A novel by Kevin J. Anderson and Rebecca Moesta (1998, Berkley Science Fiction)
Book 1 of Young Jedi Knights: Under Black Sun
24 years after Star Wars: A New Hope

Jacen, Jaina and Anakin travel to Ord Mantell with their father, and get caught up in a plot for their lives, and a civil war.

 

 

2 stars

Read February 28th to 29th, 2000  
    The book opens with Zek, which is fitting, since the authors seem to have become bored with the original four Young Jedi Knights.  In this book, Zek still plays a minor part, but he is constantly around.  Raynar and Lusa, who became major players in the last story arc, are also featured, though not as much as Zek.  Anakin joins the gang, in a welcome introduction, but he doesn't get much time, either.  Finally, they have introduced a new girl, Anja Gallandro, the daughter of a man from Han's past. 

  The regulars, Jacen, Jaina, Tenel Ka and Lowie, don't grow through this book.  As much as I enjoy sharing in their thoughts, they need some more development. 

  I think Jaina gets the most development here, as she grows up.  She is permitted to fly the Falcon, and she is good in a firefight. 

  But the book is 125 pages long.  Divide that up by seven main characters (including Han), and a few minor ones (including Kyp Durron -what's he been up to?) and there are not many pages here per person. 

  The story is simple, as always.  Han has been invited to be Grand Marshall at a race near Ord Mantell.  He is taking the twins and Anakin with him.  The Grand Marshall is always the first to go through the race, but they are interrupted by a cluster of space mines, from which they barely escape. 

  The race is delayed by one day, and Zek, Tenel Ka and Lowie secretly win it.  Now the young Jedi are together again.  While studying the debris of the mines, they are attacked, and Anja helps them fight off their attackers.  She is carrying a lightsaber, but apparently has no Force sensitivity.  But that doesn't stop Jacen from inviting her to join the Jedi Academy near the end of the book. 

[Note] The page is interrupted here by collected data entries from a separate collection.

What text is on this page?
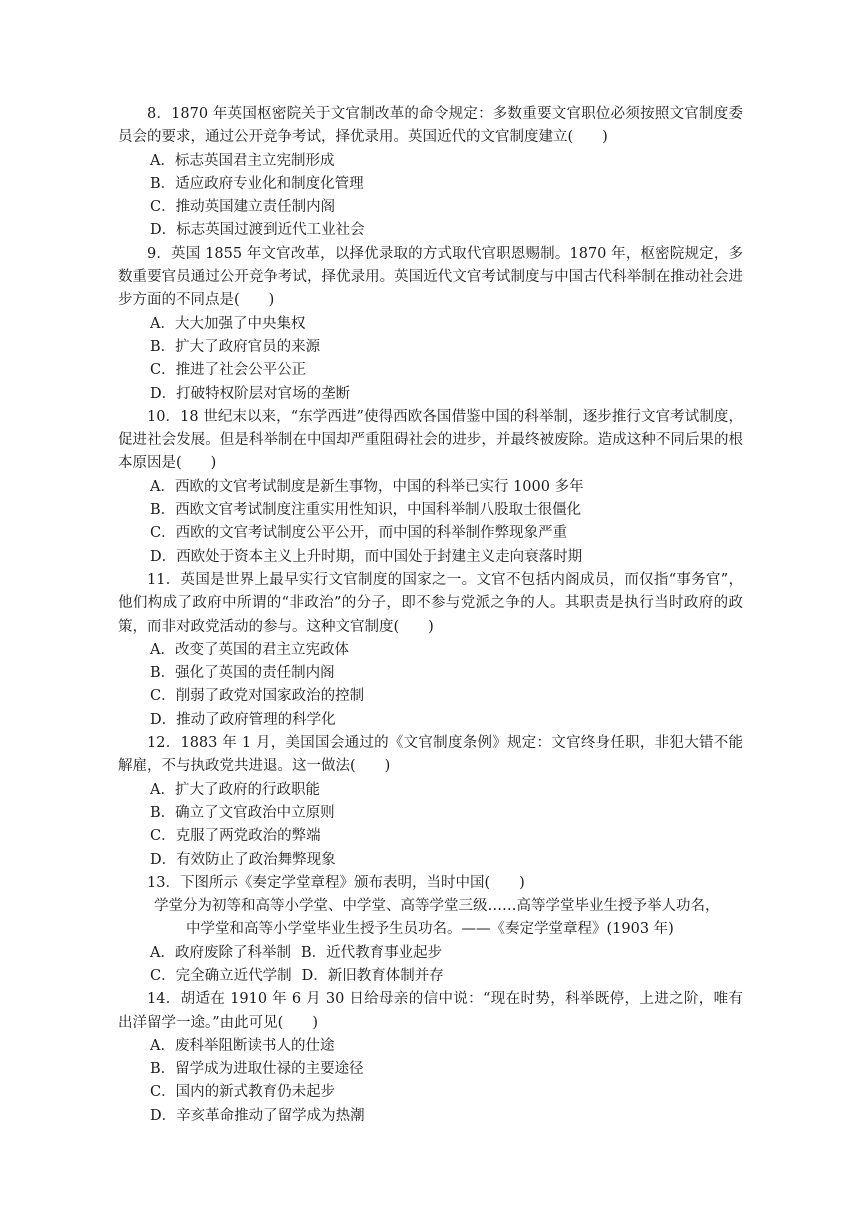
8．1870 年英国枢密院关于文官制改革的命令规定：多数重要文官职位必须按照文官制度委员会的要求，通过公开竞争考试，择优录用。英国近代的文官制度建立(　　)

A．标志英国君主立宪制形成

B．适应政府专业化和制度化管理

C．推动英国建立责任制内阁

D．标志英国过渡到近代工业社会

9．英国 1855 年文官改革，以择优录取的方式取代官职恩赐制。1870 年，枢密院规定，多数重要官员通过公开竞争考试，择优录用。英国近代文官考试制度与中国古代科举制在推动社会进步方面的不同点是(　　)

A．大大加强了中央集权

B．扩大了政府官员的来源

C．推进了社会公平公正

D．打破特权阶层对官场的垄断

10．18 世纪末以来，“东学西进”使得西欧各国借鉴中国的科举制，逐步推行文官考试制度，促进社会发展。但是科举制在中国却严重阻碍社会的进步，并最终被废除。造成这种不同后果的根本原因是(　　)

A．西欧的文官考试制度是新生事物，中国的科举已实行 1000 多年

B．西欧文官考试制度注重实用性知识，中国科举制八股取士很僵化

C．西欧的文官考试制度公平公开，而中国的科举制作弊现象严重

D．西欧处于资本主义上升时期，而中国处于封建主义走向衰落时期

11．英国是世界上最早实行文官制度的国家之一。文官不包括内阁成员，而仅指“事务官”，他们构成了政府中所谓的“非政治”的分子，即不参与党派之争的人。其职责是执行当时政府的政策，而非对政党活动的参与。这种文官制度(　　)

A．改变了英国的君主立宪政体

B．强化了英国的责任制内阁

C．削弱了政党对国家政治的控制

D．推动了政府管理的科学化

12．1883 年 1 月，美国国会通过的《文官制度条例》规定：文官终身任职，非犯大错不能解雇，不与执政党共进退。这一做法(　　)

A．扩大了政府的行政职能

B．确立了文官政治中立原则

C．克服了两党政治的弊端

D．有效防止了政治舞弊现象

13．下图所示《奏定学堂章程》颁布表明，当时中国(　　)

学堂分为初等和高等小学堂、中学堂、高等学堂三级……高等学堂毕业生授予举人功名，

中学堂和高等小学堂毕业生授予生员功名。——《奏定学堂章程》(1903 年)

A．政府废除了科举制 B．近代教育事业起步

C．完全确立近代学制 D．新旧教育体制并存

14．胡适在 1910 年 6 月 30 日给母亲的信中说：“现在时势，科举既停，上进之阶，唯有出洋留学一途。”由此可见(　　)

A．废科举阻断读书人的仕途

B．留学成为进取仕禄的主要途径

C．国内的新式教育仍未起步

D．辛亥革命推动了留学成为热潮
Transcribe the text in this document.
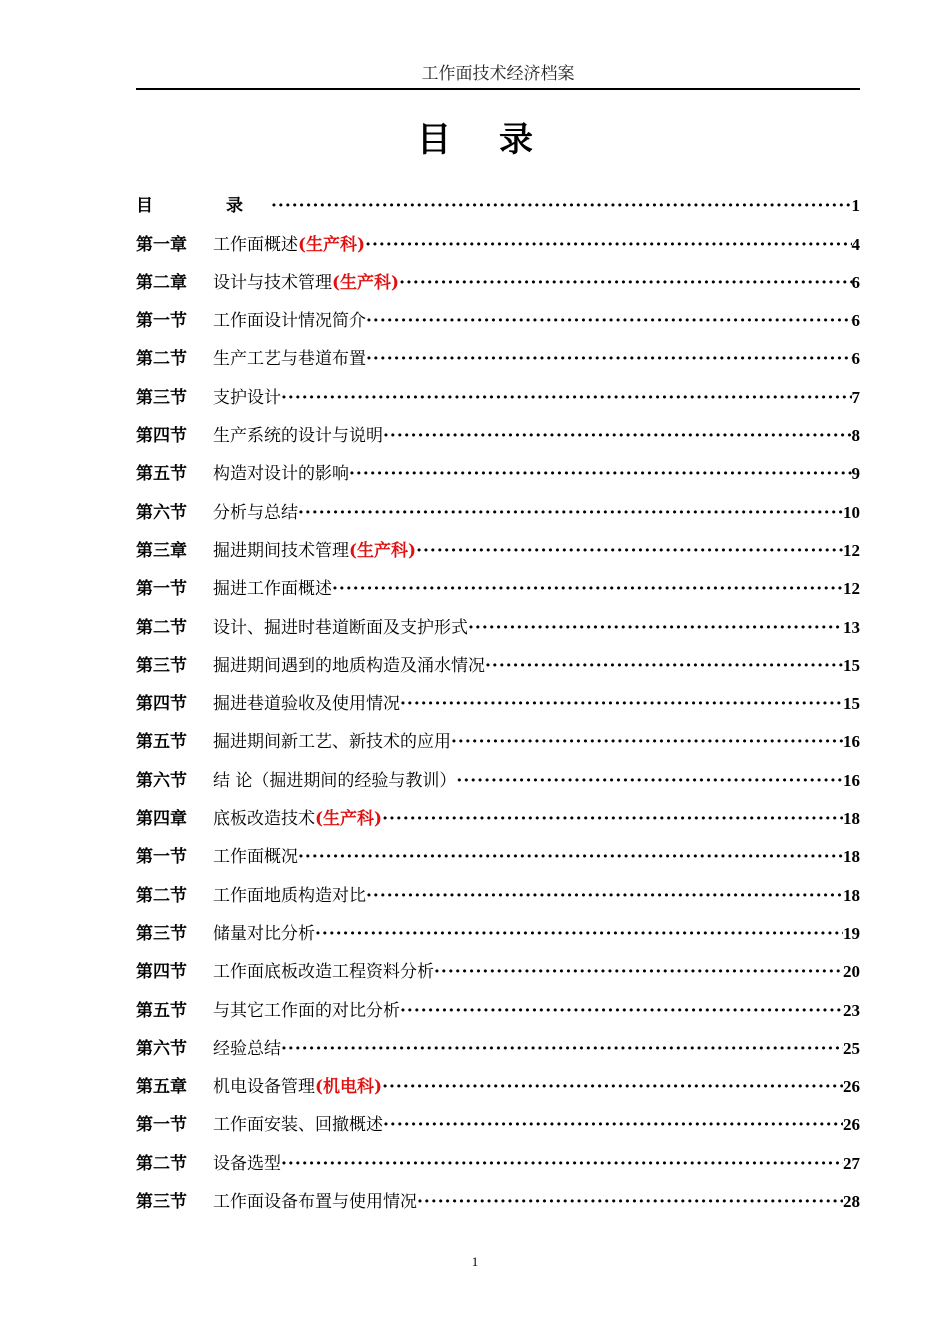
工作面技术经济档案
目录
目　录 ·····	1
第一章	工作面概述 (生产科) ·····	4
第二章	设计与技术管理 (生产科) ·····	6
第一节	工作面设计情况简介 ·····	6
第二节	生产工艺与巷道布置 ·····	6
第三节	支护设计 ·····	7
第四节	生产系统的设计与说明 ·····	8
第五节	构造对设计的影响 ·····	9
第六节	分析与总结 ·····	10
第三章	掘进期间技术管理 (生产科) ·····	12
第一节	掘进工作面概述 ·····	12
第二节	设计、掘进时巷道断面及支护形式 ·····	13
第三节	掘进期间遇到的地质构造及涌水情况 ·····	15
第四节	掘进巷道验收及使用情况 ·····	15
第五节	掘进期间新工艺、新技术的应用 ·····	16
第六节	结 论（掘进期间的经验与教训） ·····	16
第四章	底板改造技术 (生产科) ·····	18
第一节	工作面概况 ·····	18
第二节	工作面地质构造对比 ·····	18
第三节	储量对比分析 ·····	19
第四节	工作面底板改造工程资料分析 ·····	20
第五节	与其它工作面的对比分析 ·····	23
第六节	经验总结 ·····	25
第五章	机电设备管理 (机电科) ·····	26
第一节	工作面安装、回撤概述 ·····	26
第二节	设备选型 ·····	27
第三节	工作面设备布置与使用情况 ·····	28
1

  We learn quite early on that Anja is playing to humiliate and kill Han, because she believe he killed her father.  This happened in the book Han Solo and the Lost Legacy.  She has teamed up with a bounty hunter from the graphic novel In Deadly Pursuit, who is now running Ord Mantell, to this end. 

  She convinces them to go to the planet where she grew up, caught in a civil war that started when the Rebellion was in its infancy.  Han goes there as a New Republic representative.  She intends to get him killed there, but when he seems to have a good chance to stop the war, she seems to have second thoughts.

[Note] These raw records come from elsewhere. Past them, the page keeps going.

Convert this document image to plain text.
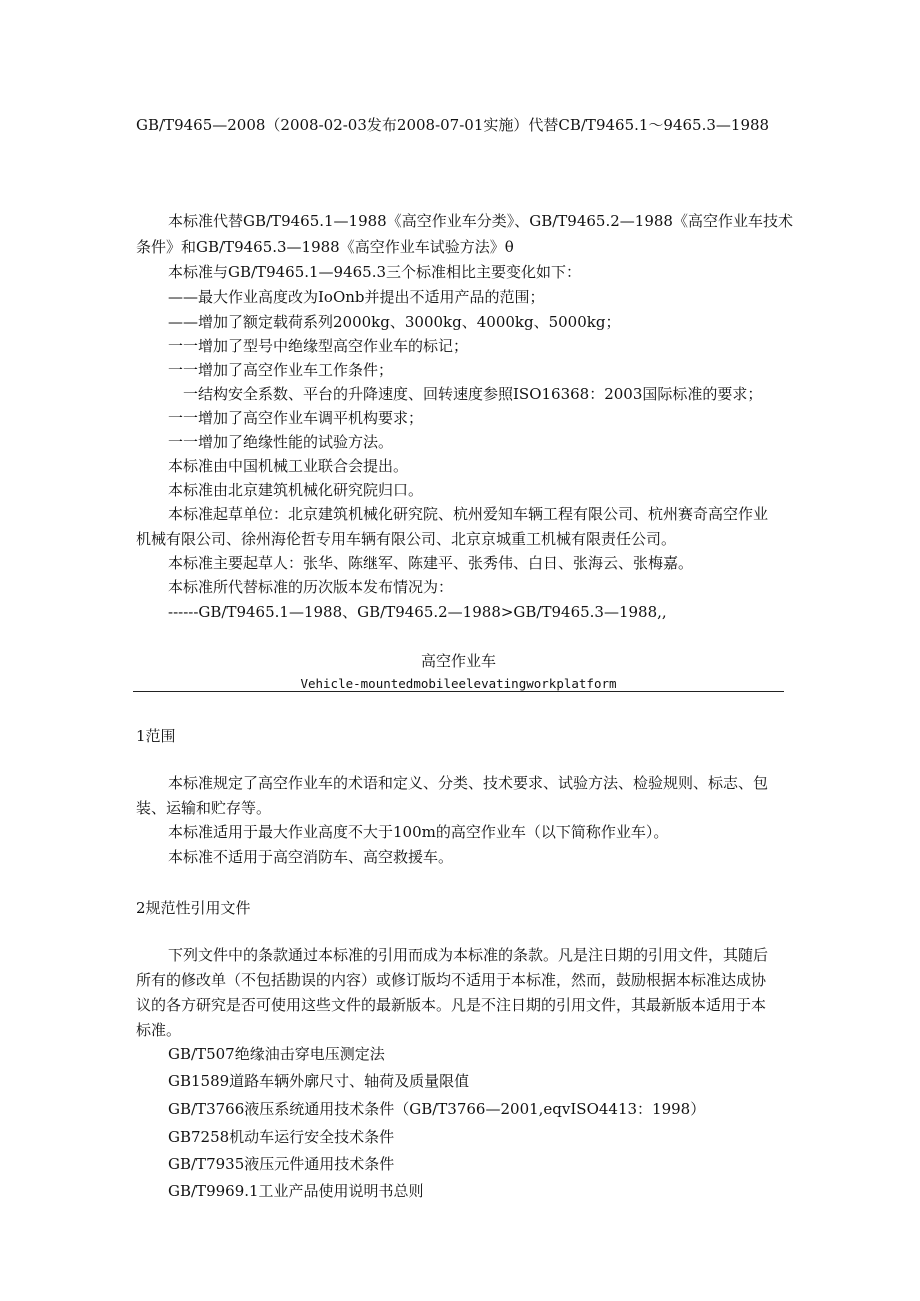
GB/T9465—2008（2008-02-03发布2008-07-01实施）代替CB/T9465.1～9465.3—1988
本标准代替GB/T9465.1—1988《高空作业车分类》、GB/T9465.2—1988《高空作业车技术
条件》和GB/T9465.3—1988《高空作业车试验方法》θ
本标准与GB/T9465.1—9465.3三个标准相比主要变化如下：
——最大作业高度改为IoOnb并提出不适用产品的范围；
——增加了额定载荷系列2000kg、3000kg、4000kg、5000kg；
一一增加了型号中绝缘型高空作业车的标记；
一一增加了高空作业车工作条件；
一结构安全系数、平台的升降速度、回转速度参照ISO16368：2003国际标准的要求；
一一增加了高空作业车调平机构要求；
一一增加了绝缘性能的试验方法。
本标准由中国机械工业联合会提出。
本标准由北京建筑机械化研究院归口。
本标准起草单位：北京建筑机械化研究院、杭州爱知车辆工程有限公司、杭州赛奇高空作业
机械有限公司、徐州海伦哲专用车辆有限公司、北京京城重工机械有限责任公司。
本标准主要起草人：张华、陈继军、陈建平、张秀伟、白日、张海云、张梅嘉。
本标准所代替标准的历次版本发布情况为：
------GB/T9465.1—1988、GB/T9465.2—1988>GB/T9465.3—1988,,
高空作业车
Vehicle-mountedmobileelevatingworkplatform
1范围
本标准规定了高空作业车的术语和定义、分类、技术要求、试验方法、检验规则、标志、包
装、运输和贮存等。
本标准适用于最大作业高度不大于100m的高空作业车（以下简称作业车）。
本标准不适用于高空消防车、高空救援车。
2规范性引用文件
下列文件中的条款通过本标准的引用而成为本标准的条款。凡是注日期的引用文件，其随后
所有的修改单（不包括勘误的内容）或修订版均不适用于本标准，然而，鼓励根据本标准达成协
议的各方研究是否可使用这些文件的最新版本。凡是不注日期的引用文件，其最新版本适用于本
标准。
GB/T507绝缘油击穿电压测定法
GB1589道路车辆外廓尺寸、轴荷及质量限值
GB/T3766液压系统通用技术条件（GB/T3766—2001,eqvISO4413：1998）
GB7258机动车运行安全技术条件
GB/T7935液压元件通用技术条件
GB/T9969.1工业产品使用说明书总则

  She double crosses them once on the planet, but when one of her close friends from childhood is killed by her own bomb, Anja changes her mind once again.  She decides that she will join Luke's Academy.

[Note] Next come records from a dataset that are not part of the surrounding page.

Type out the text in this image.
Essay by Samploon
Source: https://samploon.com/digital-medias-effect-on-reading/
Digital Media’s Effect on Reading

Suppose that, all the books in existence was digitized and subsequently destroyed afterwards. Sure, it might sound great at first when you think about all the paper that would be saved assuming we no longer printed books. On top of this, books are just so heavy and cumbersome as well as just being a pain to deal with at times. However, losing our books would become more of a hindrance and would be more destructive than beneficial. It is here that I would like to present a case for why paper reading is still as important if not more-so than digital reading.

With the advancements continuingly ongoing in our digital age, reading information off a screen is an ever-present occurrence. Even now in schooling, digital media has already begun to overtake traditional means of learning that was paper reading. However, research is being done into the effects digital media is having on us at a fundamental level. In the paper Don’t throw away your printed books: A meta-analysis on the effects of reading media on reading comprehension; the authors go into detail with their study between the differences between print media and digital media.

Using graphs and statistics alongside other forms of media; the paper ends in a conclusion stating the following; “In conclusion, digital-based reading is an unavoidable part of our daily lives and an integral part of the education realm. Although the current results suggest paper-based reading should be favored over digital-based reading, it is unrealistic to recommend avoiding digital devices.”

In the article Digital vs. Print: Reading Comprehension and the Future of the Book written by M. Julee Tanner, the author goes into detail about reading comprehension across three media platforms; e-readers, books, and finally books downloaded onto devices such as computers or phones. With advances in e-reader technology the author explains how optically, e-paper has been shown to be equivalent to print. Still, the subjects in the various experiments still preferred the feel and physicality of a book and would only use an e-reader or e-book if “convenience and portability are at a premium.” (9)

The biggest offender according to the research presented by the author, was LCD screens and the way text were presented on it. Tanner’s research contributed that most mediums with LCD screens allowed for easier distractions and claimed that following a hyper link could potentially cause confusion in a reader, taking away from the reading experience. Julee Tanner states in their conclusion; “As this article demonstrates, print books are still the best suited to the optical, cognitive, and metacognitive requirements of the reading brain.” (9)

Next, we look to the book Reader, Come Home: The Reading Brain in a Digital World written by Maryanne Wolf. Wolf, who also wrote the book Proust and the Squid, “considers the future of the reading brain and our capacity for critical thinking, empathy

  It is clear that there is some setup for lots of betrayal here.  Jaina is uneasy about Anja because her brother and her closest friend (Zek, whom I expect to become her boyfriend by the end of this) seem to be drawn to her.  She is older, after all, and very attractive.  I guess that's all it takes to get Jacen's eyes off Tenel Ka. 

  The run-in with the lizard creatures who attacked the farmers' village took up way too many pages.  It was also inconsistent, with the Jedi able to sense the mines, and later having trouble.  The lizards could easily outrun them all, then, in the minefield, being slower than they were. 

  The traps in the woods were neat, as was the effort to remove them all once the truce was achieved.  But what about the rest of the planet?  They set up a truce between two villages, and the whole planet sets down their weapons?  There was no mention of any other villages once the leader's brother was killed.

  I'll see what the next book holds.  Obviously, the boys will fall deeper for Anja, who will then betray them.  I hope the characterization gets better, and that our heroes get more to do.  There are too many people for a short novel already.